AWorld uses a **CompositePropagator** to support multiple protocols simultaneously.

Implementing a Custom Propagator

  1. Subclass **Propagator**:
from aworld.trace.base import Propagator, TraceContext, Carrier
from typing import Optional

class CustomTracePropagator(Propagator):
    _CUSTOM_TRACE_ID_HEADER = "X-Custom-Trace-ID"
    _CUSTOM_SPAN_ID_HEADER = "X-Custom-Span-ID"
    _CUSTOM_FLAGS_HEADER = "X-Custom-Flags"

    def extract(self, carrier: Carrier) -> Optional[TraceContext]:
        trace_id = self._get_value(carrier, self._CUSTOM_TRACE_ID_HEADER)
        span_id = self._get_value(carrier, self._CUSTOM_SPAN_ID_HEADER)
        flags = self._get_value(carrier, self._CUSTOM_FLAGS_HEADER) or "01"

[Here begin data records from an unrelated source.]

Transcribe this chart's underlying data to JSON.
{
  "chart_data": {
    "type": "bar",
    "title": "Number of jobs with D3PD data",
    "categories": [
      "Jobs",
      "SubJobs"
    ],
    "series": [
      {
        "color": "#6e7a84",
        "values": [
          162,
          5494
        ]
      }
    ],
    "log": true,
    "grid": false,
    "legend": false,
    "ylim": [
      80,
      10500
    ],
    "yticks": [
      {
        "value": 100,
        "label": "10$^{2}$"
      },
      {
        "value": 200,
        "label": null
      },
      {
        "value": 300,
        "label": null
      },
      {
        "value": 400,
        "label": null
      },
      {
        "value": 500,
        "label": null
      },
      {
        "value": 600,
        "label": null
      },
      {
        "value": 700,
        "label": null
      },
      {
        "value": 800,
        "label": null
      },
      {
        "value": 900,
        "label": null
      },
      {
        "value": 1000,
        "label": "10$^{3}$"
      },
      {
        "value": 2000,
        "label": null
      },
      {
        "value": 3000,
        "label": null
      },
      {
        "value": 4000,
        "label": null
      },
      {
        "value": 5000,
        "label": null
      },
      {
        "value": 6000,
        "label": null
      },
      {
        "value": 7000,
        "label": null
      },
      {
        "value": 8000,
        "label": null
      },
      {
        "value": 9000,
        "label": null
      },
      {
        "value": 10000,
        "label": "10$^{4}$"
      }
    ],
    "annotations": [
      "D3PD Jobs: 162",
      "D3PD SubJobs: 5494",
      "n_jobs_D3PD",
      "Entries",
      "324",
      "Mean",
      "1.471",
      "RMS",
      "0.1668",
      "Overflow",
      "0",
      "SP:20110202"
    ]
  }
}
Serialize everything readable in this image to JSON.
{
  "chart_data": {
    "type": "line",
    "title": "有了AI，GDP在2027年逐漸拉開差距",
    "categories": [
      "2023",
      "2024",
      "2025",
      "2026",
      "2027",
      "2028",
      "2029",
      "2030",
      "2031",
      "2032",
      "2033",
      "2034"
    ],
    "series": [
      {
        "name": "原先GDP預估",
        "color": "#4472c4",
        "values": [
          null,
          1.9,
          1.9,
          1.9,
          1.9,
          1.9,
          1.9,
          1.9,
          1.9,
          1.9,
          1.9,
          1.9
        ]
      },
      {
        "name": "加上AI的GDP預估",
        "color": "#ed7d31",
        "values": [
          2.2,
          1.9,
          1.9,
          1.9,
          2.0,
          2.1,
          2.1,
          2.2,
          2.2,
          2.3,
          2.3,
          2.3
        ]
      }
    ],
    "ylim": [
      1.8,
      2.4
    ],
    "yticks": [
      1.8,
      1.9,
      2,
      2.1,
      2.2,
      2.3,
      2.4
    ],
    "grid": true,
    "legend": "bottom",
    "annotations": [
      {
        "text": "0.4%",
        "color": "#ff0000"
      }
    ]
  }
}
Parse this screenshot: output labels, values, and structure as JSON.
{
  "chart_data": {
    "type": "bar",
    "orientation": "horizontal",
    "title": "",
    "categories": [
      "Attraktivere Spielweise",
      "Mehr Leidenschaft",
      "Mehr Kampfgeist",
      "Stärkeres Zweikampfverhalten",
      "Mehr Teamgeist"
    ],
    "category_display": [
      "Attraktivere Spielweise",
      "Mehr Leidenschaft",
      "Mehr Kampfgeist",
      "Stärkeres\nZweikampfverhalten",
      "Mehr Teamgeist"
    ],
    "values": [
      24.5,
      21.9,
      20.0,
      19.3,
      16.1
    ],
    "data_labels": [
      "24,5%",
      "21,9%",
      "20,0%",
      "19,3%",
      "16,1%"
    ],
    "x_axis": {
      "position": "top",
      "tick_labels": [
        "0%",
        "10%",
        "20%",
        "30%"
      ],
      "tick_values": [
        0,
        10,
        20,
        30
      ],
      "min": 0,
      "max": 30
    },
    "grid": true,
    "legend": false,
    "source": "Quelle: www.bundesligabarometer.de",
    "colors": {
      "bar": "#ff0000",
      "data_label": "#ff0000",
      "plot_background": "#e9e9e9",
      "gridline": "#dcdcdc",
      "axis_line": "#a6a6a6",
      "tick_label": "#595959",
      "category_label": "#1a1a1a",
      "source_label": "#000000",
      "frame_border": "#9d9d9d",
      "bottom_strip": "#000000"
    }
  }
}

        if not trace_id or not span_id:
            return None

        return TraceContext(
            trace_id=trace_id,
            span_id=span_id,
            trace_flags=flags,
            version="00",
            attributes={"custom_protocol": "v1"}
        )

    def inject(self, trace_context: TraceContext, carrier: Carrier) -> None:
        if not trace_context:
            return
        carrier.set(self._CUSTOM_TRACE_ID_HEADER, trace_context.trace_id)
        carrier.set(self._CUSTOM_SPAN_ID_HEADER, trace_context.span_id)
        carrier.set(self._CUSTOM_FLAGS_HEADER, trace_context.trace_flags)
        if "custom_protocol" in trace_context.attributes:
            carrier.set("X-Custom-Protocol-Version", trace_context.attributes["custom_protocol"])
  1. Register the Propagator:
from aworld.trace.propagator import get_global_trace_propagator, CompositePropagator

global_propagator = get_global_trace_propagator()
propagators = list(global_propagator._propagators) if isinstance(global_propagator, CompositePropagator) else [global_propagator]

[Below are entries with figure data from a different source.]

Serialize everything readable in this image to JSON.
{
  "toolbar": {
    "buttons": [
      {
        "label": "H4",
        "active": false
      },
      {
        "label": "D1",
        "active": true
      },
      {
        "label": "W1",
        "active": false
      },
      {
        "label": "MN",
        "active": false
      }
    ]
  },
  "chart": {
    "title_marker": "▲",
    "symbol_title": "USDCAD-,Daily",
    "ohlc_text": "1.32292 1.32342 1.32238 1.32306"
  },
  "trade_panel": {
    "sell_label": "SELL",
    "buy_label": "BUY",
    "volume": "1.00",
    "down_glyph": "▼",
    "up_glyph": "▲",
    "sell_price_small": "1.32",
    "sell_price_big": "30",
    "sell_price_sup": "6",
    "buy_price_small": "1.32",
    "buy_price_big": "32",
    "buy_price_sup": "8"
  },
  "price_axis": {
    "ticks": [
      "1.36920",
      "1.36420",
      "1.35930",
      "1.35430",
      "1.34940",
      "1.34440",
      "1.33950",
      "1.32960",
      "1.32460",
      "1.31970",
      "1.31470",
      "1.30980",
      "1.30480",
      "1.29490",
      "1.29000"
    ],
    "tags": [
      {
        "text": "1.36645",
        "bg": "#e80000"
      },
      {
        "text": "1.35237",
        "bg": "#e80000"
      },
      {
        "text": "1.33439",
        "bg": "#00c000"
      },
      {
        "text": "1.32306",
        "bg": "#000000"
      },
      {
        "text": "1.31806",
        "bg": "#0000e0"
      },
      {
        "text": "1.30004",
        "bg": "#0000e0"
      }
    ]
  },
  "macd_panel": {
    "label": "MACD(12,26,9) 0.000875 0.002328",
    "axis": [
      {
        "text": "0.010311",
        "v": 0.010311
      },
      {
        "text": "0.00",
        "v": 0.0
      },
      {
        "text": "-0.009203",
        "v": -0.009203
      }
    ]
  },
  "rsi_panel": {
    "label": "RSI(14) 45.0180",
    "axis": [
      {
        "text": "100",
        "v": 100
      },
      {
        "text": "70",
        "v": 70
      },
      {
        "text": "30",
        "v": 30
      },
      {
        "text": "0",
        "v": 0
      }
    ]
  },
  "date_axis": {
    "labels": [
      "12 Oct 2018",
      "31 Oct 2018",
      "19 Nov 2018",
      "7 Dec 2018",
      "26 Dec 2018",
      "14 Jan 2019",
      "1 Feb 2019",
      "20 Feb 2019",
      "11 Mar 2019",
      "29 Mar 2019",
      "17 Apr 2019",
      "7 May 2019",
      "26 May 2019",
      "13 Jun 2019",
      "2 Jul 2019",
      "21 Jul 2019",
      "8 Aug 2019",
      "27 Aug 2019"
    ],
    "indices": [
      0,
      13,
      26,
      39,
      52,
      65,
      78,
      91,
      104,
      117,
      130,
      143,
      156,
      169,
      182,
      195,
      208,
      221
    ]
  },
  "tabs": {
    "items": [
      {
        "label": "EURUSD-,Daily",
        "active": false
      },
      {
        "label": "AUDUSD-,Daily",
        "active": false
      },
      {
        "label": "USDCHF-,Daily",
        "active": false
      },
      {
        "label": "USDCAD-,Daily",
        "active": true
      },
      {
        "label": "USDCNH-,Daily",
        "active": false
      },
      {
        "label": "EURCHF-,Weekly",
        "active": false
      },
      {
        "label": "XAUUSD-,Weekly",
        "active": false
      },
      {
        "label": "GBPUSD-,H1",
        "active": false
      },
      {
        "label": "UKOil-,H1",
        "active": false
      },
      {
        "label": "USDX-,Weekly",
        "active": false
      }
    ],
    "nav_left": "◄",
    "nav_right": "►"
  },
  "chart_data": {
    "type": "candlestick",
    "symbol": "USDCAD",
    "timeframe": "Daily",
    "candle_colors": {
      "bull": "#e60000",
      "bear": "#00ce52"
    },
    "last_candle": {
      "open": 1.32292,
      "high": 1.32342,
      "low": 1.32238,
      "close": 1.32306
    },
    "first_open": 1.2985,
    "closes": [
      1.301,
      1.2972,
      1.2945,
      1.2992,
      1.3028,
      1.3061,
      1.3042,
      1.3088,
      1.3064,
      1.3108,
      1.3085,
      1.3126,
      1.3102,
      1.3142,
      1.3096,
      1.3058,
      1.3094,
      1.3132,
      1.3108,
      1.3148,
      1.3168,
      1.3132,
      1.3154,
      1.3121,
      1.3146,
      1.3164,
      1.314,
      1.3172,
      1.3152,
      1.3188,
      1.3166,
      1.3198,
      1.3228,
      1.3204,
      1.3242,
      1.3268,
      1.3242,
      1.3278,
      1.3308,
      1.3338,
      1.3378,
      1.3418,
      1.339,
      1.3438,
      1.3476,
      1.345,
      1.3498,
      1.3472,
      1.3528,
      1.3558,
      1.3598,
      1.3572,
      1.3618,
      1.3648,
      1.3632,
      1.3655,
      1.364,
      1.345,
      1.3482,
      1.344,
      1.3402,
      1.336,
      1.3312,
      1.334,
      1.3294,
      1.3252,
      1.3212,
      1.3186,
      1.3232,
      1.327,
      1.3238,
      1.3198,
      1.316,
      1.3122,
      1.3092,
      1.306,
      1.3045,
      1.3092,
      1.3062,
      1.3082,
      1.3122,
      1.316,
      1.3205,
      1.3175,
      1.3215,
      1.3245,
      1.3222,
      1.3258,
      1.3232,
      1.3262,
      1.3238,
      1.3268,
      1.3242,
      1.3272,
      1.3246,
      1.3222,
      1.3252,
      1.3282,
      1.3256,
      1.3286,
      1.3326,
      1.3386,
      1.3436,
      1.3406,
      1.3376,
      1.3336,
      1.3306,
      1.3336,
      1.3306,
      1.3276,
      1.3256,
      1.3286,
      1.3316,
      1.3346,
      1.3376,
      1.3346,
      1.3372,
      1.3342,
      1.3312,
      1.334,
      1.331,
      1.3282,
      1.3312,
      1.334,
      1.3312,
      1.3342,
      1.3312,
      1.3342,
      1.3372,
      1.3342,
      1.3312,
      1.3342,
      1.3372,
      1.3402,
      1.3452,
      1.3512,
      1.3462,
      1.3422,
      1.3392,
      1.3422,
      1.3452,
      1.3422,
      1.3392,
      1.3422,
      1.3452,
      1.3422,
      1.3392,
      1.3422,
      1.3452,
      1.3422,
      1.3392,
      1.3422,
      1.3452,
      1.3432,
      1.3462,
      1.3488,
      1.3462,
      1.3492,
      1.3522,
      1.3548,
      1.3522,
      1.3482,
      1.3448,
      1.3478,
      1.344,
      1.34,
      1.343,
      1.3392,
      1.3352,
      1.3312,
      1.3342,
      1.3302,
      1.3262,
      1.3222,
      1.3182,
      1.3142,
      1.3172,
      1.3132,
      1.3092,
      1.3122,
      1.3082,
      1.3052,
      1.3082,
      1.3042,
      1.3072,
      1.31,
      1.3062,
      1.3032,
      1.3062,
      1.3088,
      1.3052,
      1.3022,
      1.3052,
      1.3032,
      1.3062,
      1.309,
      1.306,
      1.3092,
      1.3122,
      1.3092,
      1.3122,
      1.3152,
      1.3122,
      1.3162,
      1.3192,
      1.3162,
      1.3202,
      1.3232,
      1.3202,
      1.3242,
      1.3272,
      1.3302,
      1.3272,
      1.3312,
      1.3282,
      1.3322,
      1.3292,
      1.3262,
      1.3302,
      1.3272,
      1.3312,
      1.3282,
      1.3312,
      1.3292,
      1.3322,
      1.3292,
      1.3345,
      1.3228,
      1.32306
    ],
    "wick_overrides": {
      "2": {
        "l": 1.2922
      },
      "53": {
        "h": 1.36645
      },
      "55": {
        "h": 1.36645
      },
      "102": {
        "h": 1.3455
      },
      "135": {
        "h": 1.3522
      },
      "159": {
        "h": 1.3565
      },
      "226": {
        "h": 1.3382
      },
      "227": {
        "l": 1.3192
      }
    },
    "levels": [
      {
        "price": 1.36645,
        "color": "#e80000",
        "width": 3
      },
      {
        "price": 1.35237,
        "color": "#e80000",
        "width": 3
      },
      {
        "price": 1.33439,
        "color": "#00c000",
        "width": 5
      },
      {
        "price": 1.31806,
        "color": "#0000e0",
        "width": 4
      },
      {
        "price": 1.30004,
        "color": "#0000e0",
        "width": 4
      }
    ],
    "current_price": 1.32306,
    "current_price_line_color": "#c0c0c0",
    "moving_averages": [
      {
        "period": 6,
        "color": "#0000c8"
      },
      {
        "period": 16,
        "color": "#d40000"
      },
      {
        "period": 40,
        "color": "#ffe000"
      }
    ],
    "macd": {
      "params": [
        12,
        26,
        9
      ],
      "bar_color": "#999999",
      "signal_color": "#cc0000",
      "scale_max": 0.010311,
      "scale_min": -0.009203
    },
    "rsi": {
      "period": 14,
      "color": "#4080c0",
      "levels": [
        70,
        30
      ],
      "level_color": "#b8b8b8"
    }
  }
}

propagators.append(CustomTracePropagator())
new_propagator = CompositePropagator(propagators)

# Replace global propagator
from aworld.trace.propagator import _GLOBAL_TRACE_PROPAGATOR
_GLOBAL_TRACE_PROPAGATOR = new_propagator

This enables seamless trace context propagation between AWorld and external systems using non-OpenTelemetry protocols.